La flambée des cours des matières premières et alimentaires, entretenue par les aléas climatiques, l'accroissement de la demande et les politiques monétaires expansionnistes peuvent donc bousculer sérieusement l'ordre social. Ce n'est pas nouveau, on se contentera de signaler, dans notre histoire, la guerre des farines qui souleva le nord de la France en 1775 suite à une augmentation brutale des prix du grain, préfigurant la marche des femmes sur Versailles une quinzaine d'années plus tard, pour aller chercher « le boulanger, la boulangère et le petit mitron » (le couple royal et le dauphin). La hausse des prix n'est pas la seule cause, mais assurément un détonateur puissant. Le gouvernement algérien l'a bien compris qui vient de baisser les taxes sur l'huile et le sucre.

Cela nous ramène aux deux stratégies de "Quantitative Easing" (QE) en cours dans le monde. Celle, récente, des États-Unis, et l'autre, plus ancienne et non désignée comme telle, de la Chine. Car, comme le soulignait récemment et non sans ironie Peter Morici, économiste à l'université du Maryland, la parité fixe du yuan fait que, pour chaque dollar encaissé, la Banque de Chine crée une quantité constante de yuans, sans aucun mécanisme d'ajustement automatique. Plus la Chine exporte, plus elle crée de monnaie, ce qui, joint à un système bancaire inefficace, est inflationniste. Clairement, la politique de la Fed inclut aussi un objectif stratégique, forcer les Chinois à réévaluer, ce qu'ils seront peut-être forcés de faire... si en interne la hausse des prix des produits de base se poursuivait au point de porter la population à ébullition.
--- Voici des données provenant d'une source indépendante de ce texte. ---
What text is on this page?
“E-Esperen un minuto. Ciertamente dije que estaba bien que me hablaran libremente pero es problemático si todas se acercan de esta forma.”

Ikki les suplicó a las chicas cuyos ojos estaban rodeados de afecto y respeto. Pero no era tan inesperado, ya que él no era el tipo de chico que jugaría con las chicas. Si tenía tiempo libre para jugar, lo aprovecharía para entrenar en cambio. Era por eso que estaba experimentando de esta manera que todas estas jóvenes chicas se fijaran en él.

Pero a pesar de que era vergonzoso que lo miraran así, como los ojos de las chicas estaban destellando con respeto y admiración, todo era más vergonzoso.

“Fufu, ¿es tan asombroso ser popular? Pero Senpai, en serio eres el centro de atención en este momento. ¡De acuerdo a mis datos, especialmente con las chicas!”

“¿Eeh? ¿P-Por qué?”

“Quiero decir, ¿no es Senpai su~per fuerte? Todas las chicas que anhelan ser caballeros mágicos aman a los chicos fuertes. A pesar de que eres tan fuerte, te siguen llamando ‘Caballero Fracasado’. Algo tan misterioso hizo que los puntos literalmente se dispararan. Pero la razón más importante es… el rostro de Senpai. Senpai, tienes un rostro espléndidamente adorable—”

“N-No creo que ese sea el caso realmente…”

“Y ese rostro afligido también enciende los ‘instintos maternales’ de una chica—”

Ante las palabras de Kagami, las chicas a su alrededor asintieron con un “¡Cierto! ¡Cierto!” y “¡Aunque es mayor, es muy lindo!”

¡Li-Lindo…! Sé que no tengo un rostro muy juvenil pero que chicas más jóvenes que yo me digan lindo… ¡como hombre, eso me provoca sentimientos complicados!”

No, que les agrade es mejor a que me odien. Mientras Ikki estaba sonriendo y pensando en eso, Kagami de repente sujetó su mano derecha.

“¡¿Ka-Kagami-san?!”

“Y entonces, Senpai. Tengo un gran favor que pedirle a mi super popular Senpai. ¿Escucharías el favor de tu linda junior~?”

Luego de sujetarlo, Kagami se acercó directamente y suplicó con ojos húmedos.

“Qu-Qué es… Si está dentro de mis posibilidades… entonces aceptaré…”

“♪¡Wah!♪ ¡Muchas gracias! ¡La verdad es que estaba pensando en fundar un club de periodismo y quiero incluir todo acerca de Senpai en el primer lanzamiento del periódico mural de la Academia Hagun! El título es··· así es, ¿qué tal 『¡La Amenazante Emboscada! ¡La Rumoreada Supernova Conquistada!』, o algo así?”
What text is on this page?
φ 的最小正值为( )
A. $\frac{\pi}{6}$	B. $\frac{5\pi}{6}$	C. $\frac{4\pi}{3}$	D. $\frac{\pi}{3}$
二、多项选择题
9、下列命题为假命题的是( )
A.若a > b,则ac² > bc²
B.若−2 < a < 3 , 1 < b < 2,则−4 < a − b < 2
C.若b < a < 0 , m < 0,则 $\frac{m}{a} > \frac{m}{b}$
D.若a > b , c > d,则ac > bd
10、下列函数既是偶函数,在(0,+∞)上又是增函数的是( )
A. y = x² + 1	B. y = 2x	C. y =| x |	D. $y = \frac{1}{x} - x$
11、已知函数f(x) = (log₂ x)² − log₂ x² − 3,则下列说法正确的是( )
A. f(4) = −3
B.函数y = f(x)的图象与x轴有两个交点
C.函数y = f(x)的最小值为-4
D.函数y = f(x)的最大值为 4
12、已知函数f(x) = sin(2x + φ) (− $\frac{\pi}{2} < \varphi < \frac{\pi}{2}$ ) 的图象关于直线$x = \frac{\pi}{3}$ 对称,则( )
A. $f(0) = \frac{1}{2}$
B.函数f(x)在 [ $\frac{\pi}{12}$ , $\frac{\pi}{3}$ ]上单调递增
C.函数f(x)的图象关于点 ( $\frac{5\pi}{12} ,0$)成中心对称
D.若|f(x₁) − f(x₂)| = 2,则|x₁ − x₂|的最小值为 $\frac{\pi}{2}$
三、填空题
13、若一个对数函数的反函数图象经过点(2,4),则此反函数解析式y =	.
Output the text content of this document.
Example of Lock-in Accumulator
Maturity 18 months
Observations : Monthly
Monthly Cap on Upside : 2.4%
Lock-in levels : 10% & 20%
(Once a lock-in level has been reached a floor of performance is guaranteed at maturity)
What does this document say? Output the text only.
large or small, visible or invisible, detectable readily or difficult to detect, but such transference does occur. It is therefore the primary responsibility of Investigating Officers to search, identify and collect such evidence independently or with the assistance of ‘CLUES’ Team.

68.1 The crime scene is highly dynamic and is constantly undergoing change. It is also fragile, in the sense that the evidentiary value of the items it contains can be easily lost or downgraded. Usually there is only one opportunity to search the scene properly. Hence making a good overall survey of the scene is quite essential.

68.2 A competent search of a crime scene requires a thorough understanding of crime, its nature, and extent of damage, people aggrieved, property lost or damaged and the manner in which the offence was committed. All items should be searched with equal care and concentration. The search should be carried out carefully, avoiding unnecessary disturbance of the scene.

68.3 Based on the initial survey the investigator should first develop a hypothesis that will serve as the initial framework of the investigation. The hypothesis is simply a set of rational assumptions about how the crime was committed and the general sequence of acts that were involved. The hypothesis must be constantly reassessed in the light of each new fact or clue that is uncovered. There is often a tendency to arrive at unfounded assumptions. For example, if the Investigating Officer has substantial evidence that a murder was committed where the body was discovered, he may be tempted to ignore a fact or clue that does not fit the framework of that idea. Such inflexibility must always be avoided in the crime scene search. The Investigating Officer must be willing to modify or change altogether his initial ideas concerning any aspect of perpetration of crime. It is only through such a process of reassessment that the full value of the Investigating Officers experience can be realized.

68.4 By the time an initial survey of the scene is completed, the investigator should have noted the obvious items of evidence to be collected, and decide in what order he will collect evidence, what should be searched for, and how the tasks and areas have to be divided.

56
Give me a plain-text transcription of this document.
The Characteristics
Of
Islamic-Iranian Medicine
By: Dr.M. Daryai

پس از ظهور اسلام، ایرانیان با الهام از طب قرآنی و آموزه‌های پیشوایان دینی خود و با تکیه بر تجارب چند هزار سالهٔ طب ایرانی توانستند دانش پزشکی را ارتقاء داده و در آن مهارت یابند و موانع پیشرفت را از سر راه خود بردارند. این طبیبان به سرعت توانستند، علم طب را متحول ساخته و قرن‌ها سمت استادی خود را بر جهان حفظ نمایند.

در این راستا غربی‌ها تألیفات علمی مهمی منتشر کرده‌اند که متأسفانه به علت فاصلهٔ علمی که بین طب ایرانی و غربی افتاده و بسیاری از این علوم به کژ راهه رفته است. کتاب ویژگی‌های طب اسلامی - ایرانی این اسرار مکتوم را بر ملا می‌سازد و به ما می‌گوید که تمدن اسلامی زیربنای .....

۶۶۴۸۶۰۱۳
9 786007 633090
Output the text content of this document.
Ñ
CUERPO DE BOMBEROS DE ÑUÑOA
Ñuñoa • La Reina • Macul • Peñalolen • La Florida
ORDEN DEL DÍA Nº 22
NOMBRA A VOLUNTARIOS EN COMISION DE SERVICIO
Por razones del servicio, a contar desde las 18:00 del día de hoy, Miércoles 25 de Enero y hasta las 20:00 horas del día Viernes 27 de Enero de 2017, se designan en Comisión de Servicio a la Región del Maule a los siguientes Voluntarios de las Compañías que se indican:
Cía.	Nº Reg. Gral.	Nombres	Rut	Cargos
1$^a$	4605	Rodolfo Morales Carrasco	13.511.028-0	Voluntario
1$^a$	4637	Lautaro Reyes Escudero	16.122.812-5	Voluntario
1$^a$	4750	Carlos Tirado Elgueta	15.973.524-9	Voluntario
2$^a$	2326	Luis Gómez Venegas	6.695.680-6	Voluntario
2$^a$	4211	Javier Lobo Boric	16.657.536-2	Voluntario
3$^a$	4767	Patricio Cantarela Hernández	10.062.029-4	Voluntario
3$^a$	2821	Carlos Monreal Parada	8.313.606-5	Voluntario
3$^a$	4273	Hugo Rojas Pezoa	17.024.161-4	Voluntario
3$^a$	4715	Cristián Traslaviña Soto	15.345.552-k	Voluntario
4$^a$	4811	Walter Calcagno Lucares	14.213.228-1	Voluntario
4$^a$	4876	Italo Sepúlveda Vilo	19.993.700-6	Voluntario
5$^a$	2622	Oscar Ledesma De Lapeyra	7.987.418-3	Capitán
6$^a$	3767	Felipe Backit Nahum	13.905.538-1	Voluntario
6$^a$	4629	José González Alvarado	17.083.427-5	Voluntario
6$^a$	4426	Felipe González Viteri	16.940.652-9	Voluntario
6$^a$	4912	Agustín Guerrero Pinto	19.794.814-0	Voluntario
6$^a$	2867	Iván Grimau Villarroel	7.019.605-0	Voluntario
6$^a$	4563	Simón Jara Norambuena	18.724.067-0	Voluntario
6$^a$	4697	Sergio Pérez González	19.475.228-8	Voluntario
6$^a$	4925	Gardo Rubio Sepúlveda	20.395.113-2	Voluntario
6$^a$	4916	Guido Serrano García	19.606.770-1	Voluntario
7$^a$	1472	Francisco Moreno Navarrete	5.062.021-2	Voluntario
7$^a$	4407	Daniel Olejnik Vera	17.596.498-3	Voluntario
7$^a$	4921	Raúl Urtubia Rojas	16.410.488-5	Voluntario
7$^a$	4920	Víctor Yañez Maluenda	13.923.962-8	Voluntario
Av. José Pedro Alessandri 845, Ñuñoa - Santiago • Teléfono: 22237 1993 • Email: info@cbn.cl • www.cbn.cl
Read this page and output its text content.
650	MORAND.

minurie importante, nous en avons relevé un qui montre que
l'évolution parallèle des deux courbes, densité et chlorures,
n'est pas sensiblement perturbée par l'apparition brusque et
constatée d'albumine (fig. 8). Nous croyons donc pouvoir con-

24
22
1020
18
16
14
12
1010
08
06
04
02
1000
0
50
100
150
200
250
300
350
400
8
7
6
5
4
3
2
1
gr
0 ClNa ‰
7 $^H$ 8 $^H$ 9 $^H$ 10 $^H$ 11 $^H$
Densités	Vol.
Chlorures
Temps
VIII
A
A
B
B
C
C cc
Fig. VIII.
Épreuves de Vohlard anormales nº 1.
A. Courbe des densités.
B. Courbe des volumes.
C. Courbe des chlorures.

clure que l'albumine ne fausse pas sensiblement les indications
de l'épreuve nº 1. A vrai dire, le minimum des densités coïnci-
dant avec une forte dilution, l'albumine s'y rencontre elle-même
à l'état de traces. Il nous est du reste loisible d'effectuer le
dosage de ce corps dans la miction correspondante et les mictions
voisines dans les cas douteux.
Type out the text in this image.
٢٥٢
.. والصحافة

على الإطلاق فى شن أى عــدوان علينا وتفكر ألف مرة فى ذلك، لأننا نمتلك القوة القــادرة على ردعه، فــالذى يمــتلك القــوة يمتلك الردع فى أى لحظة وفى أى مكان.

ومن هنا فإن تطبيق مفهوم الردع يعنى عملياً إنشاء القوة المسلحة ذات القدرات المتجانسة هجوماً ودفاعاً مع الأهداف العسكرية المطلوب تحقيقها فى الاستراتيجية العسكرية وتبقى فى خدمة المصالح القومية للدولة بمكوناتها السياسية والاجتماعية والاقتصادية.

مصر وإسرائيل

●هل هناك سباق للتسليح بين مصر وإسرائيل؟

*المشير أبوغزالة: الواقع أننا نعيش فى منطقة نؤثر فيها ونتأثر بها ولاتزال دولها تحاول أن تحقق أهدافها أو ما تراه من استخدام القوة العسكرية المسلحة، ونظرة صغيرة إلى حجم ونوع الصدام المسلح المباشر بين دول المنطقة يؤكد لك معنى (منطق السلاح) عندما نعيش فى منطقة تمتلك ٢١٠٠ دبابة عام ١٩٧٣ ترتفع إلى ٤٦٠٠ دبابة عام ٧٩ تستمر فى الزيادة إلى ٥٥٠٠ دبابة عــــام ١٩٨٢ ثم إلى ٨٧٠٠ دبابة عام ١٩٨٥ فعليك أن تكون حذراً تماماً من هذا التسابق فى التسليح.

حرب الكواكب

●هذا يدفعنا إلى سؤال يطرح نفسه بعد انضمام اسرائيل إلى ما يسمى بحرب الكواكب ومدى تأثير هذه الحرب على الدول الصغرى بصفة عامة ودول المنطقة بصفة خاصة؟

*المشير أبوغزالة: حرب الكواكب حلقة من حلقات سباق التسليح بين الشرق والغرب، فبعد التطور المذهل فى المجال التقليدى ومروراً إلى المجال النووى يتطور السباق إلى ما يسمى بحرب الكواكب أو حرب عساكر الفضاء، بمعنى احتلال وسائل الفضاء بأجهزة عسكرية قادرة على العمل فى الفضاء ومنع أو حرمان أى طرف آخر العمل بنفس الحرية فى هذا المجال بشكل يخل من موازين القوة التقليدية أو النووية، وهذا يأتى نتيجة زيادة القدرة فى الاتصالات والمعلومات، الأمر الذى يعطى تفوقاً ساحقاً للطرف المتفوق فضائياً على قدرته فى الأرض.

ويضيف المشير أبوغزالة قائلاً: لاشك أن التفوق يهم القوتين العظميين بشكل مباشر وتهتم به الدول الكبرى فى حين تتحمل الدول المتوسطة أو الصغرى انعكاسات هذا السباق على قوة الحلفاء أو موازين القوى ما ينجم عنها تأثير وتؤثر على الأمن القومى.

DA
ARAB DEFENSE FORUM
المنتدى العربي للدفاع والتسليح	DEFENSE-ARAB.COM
Aux adeptes du QE, on soulignera qu'inonder les marchés de monnaie, c'est aussi contribuer à faire des matières premières des actifs financiers, et à causer des phénomènes d'anticipation chez les producteurs - tentés d'attendre la hausse - créant la pénurie. Jeu particulièrement malsain. Voilà encore, sans jeu de mots, du pain sur la planche pour notre super-héros national. Le président du G20, qui dit aborder le sujet avec ambition et réalisme, va devoir surtout se concentrer sur le second terme. L'accueil, amical dans la forme mais inflexible sur le fond, que lui a réservé le président Obama démontre que l'on parlera peut-être au G20 d'une hypothétique nouvelle monnaie internationale... tout en constatant la position inexpugnable du dollar.

La rencontre Obama-Hu Jintao cette semaine à Washington prend en revanche une envergure qui rappelle celle de Nixon à Mao en 1972, à cela près que celle-ci sera tendue, les points de divergence ou de conflit ne manquant pas. Là se joue peut-être l'avenir du monde.